Chapter 2

Malam yang kelam...

Aku terbangun dari tidur dengan napas terengah, merasakan rasa haus yang mendesak di tenggorokanku. Kali ini, aku tahu aku berada di ambang kehilangan kendali. Ketakutan menguasai pikiranku—takut bahwa aku akan melakukan sesuatu yang tak dapat diperbaiki, sesuatu yang akan menghancurkan kehidupan ku.

Aku membuka jendela dan melompat keluar tanpa berpikir panjang. Suara retakan kecil di bingkai jendela terdengar samar di telingaku saat aku terjun ke dalam gelapnya malam.

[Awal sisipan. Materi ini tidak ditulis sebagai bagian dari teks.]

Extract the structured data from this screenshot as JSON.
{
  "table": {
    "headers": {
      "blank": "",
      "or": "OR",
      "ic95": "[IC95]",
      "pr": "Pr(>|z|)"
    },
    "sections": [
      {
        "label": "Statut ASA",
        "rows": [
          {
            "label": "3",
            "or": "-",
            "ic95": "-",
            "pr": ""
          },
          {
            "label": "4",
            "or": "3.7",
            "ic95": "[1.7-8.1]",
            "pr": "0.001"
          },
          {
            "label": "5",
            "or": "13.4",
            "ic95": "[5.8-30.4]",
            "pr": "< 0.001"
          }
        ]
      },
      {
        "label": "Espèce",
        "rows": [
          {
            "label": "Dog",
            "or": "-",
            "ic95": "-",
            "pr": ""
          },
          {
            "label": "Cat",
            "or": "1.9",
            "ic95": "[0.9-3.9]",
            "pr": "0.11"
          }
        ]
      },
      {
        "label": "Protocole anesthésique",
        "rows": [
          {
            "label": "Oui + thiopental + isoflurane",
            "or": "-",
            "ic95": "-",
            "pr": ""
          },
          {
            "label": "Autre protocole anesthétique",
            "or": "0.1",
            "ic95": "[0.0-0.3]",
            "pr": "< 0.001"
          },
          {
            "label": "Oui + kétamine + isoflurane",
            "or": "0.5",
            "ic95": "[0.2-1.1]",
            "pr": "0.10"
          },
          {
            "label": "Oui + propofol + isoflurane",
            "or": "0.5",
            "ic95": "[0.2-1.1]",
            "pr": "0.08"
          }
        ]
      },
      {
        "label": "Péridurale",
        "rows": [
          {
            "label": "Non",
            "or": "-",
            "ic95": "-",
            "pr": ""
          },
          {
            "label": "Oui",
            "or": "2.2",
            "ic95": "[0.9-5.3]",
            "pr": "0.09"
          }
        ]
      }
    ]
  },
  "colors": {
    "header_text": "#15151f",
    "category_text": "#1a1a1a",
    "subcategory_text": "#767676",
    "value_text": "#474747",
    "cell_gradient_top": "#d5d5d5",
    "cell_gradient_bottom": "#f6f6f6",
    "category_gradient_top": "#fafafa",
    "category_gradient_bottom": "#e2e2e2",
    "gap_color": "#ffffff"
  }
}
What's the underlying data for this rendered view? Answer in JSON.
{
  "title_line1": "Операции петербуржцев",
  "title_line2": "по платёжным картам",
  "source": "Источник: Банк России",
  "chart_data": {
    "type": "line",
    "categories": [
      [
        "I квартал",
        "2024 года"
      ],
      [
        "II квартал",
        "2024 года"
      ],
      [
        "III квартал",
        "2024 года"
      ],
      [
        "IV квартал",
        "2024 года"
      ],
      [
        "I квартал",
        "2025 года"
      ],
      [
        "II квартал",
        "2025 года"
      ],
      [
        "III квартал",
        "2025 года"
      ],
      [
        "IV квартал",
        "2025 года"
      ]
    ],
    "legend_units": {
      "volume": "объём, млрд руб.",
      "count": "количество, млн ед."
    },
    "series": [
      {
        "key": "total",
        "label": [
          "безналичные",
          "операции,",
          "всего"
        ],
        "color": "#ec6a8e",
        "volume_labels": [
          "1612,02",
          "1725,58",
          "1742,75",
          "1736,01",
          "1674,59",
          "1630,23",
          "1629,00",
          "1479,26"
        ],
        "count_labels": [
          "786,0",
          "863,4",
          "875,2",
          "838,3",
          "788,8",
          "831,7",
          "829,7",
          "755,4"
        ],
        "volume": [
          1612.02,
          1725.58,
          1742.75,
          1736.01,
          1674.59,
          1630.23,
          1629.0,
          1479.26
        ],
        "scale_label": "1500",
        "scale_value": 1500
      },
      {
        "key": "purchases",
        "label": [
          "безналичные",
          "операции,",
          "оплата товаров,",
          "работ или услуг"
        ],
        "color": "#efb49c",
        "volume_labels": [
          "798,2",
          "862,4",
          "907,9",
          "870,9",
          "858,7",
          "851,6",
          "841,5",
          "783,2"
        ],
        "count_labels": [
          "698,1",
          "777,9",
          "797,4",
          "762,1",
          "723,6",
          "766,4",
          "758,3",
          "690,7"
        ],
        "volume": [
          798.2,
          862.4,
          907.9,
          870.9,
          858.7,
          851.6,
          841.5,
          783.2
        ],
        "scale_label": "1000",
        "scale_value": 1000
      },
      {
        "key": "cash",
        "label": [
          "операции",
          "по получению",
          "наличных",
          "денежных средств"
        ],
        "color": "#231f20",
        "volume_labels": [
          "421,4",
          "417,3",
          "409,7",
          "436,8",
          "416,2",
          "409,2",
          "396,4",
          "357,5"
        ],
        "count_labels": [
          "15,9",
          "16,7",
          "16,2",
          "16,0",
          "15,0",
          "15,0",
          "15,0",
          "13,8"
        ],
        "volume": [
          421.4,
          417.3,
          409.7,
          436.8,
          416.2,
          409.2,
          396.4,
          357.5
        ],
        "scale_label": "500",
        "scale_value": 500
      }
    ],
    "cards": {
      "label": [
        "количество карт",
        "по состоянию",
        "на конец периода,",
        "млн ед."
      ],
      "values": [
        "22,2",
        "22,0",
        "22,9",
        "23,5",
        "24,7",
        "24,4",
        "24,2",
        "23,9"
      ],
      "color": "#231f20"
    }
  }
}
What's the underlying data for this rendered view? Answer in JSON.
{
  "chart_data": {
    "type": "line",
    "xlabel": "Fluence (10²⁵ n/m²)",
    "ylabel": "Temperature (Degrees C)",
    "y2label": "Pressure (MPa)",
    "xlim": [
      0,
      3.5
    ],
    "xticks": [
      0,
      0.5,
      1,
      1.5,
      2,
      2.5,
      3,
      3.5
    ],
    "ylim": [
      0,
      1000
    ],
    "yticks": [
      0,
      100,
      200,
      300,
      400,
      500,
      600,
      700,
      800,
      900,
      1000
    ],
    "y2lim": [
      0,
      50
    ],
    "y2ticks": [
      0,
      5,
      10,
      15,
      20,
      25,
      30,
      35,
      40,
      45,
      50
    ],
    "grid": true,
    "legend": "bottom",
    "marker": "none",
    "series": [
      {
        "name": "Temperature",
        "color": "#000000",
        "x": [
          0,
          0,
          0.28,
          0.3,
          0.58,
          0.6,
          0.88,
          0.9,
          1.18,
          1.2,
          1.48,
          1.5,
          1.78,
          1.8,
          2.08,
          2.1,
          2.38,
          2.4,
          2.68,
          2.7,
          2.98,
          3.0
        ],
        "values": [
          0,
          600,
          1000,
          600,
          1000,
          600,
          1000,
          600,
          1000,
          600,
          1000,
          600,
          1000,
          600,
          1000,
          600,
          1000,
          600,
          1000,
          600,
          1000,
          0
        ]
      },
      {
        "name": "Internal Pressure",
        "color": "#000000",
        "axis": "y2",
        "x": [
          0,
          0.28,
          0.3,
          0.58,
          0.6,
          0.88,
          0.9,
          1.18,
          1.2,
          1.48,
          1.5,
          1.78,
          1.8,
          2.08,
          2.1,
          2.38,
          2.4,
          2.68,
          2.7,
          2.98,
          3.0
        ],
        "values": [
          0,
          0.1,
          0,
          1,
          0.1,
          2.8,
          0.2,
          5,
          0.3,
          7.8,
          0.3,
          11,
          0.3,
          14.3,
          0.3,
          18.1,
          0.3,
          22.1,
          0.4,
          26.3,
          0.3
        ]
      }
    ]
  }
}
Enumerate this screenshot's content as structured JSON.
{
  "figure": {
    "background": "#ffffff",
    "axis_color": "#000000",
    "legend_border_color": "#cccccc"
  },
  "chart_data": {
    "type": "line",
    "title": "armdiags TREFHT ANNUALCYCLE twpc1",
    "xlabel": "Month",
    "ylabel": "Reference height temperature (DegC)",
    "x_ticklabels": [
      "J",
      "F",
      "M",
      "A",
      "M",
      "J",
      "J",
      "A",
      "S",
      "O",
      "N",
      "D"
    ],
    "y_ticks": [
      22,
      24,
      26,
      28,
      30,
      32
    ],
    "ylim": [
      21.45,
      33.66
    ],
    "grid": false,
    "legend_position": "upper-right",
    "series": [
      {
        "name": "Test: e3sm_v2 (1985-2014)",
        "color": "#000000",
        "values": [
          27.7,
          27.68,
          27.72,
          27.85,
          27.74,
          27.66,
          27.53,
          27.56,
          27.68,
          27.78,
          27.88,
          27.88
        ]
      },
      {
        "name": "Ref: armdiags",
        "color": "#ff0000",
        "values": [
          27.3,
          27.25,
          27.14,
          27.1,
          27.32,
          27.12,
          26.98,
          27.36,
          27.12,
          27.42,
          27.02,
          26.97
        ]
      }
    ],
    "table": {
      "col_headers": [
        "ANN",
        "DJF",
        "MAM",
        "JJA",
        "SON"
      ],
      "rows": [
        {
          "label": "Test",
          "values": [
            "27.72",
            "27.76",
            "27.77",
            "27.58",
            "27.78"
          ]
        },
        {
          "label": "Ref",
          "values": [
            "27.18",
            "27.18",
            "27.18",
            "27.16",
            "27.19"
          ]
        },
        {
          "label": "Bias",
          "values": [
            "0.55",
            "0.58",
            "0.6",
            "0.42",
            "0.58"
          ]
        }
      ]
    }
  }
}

Di bawah naungan malam, kekuatanku tampak lebih kuat. Indraku semakin tajam, mampu mendeteksi setiap suara dan aroma di sekelilingku. Namun, aku kehilangan kendali atas hasratku. Aku mencoba mengendalikan diri, tetapi rasa haus akan darah terlalu kuat—rasanya seperti mencoba mengendarai mobil dalam keadaan mabuk berat.

Bau darah yang menggoda menusuk hidungku, memicu insting liar di dalam diriku. Tanpa sadar, taring tajam mulai muncul di mulutku.

Aku mendarat di atas sebuah bangunan, mengabaikan beton yang hancur saat tubuhku menghantamnya, dan berlari mengikuti aroma darah yang semakin kuat.

Aku hampir kehilangan kesadaran, berusaha sekuat tenaga untuk tetap sadar, menolak menjadi binatang yang diperbudak oleh haus darah. Dalam waktu singkat, aku sampai di sebuah gang gelap, dan perlahan dunia dalam penglihatan ku mulai berubah menjadi warna merah darah. Di sana, aku melihat empat siluet.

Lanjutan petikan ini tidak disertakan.